Purified human neutrophils were incubated with Peptide H-HPLNs at 37°C with aliquots taken at 0, 15, 30, 60 and 120 min. Cells were rinsed with PBS, centrifuged onto glass slides, fixed in methanol and stained with mouse anti-human CD177 antibody and an Alexa Fluor 488 goat anti-mouse secondary antibody. The experiment was carried out once using blood from a donor with a high CD177 expression level. Hundreds of cells were examined and the micrographs are representative of these results. Scale bar, 10 μm.
Fig 8.
Mouse C5aR1 siRNA and human C5aR1 siRNA pool result in receptor knockdown.

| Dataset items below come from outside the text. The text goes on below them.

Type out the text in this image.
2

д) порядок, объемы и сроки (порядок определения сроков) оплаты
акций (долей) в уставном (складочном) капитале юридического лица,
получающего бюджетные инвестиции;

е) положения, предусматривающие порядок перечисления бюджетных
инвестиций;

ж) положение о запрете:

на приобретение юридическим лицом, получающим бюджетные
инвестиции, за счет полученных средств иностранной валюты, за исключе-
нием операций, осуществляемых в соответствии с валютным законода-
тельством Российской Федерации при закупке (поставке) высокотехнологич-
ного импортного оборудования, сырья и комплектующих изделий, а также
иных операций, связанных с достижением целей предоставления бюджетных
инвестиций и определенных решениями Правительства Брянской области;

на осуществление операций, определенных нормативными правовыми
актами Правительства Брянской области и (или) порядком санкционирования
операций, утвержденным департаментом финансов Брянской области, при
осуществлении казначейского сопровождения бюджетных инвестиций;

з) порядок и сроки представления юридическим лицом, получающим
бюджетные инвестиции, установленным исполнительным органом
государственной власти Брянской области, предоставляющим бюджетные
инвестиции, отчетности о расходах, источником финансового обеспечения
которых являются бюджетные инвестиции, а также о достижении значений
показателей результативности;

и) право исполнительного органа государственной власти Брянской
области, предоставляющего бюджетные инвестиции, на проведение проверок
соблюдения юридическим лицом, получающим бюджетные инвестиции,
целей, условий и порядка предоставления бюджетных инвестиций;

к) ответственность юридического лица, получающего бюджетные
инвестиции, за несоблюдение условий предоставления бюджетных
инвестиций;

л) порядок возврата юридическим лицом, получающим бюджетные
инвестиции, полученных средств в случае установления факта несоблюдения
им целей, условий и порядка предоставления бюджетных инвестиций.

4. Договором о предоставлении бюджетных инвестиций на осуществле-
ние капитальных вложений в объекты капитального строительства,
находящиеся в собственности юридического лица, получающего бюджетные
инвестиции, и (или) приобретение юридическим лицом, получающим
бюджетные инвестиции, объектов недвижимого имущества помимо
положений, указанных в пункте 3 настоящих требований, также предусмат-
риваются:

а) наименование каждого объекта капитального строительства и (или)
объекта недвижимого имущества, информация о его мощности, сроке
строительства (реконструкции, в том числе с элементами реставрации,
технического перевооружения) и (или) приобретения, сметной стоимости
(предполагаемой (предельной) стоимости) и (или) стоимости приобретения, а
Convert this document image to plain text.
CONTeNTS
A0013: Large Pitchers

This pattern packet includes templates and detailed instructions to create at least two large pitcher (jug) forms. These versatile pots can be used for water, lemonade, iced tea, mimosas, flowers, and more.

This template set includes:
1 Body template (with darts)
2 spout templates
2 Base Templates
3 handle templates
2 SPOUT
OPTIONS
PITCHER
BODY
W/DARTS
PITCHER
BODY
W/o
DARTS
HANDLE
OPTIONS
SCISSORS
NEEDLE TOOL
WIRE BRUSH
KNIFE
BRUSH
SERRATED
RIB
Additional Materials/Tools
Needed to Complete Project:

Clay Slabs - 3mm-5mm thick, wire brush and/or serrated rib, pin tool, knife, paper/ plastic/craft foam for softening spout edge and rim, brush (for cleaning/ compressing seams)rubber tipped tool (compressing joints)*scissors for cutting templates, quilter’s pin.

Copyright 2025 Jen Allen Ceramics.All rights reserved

CHO cells expressing mouse C5aR1-GFP were transfected with 100 nM mouse C5aR1 ON-TARGETplus SMART siRNA–6, 100 nM GFP siRNA (positive control), or 100 nM negative control siRNA. 72 h post transfection cells were analyzed by flow cytometry to measure the relative expression of mouse C5aR1-GFP (left panel). CHO cells expressing human C5aR1-GFP were transfected with 100 nM human C5aR1 ON-TARGETplus SMARTpool siRNA, 100 nM GFP siRNA (positive control), or 100 nM negative control siRNA (right panel). Relative knockdown is based on the percentage of the cells that are to the left of the gate relative to the negative control sample. The experiment was carried out twice with similar results.
Fig 9.
Mouse C5aR1 ASO results in knockdown of mouse C5aR1-GFP in CHO transfectants.
CHO cells expressing mouse C5aR1-GFP were transfected with 50 nM or 100 nM LNA GapmeR ASO. The cells were analyzed for C5aR1-GFP expression and mRNA levels 72 h post transfection. A. Relative receptor knockdown was measured by flow cytometry. The percentage knockdown was calculated based on the number of cells to the left of the gate relative to the negative control ASO. B. Relative gene expression was calculated from quantification cycle (Cq) values obtained by RT-qPCR using the ΔΔCq method. To control for possible experimental variation, the qPCR was carried out using two sets of mouse C5aR1 primers (C5aR1 208–402 and 221–430), and two sets of reference primers. The results in the left panel show the relative quantity of C5aR1 mRNA normalized to Eif3i, and the results in the right panel show the relative quantity of C5aR1 mRNA normalized to Vezt. Mock transfected cells received no ASO and non-targeting control (NTC) cells were transfected with a non-targeting ASO. The RT-qPCR was carried out with triplicate samples ± SD. One-way analysis of variance at 95% confidence interval showed that the relative mRNA expression levels were significantly lower in the ASO treated cells compared to the mock transfected and non-targeting ASO cells (p value <0.0001; ***).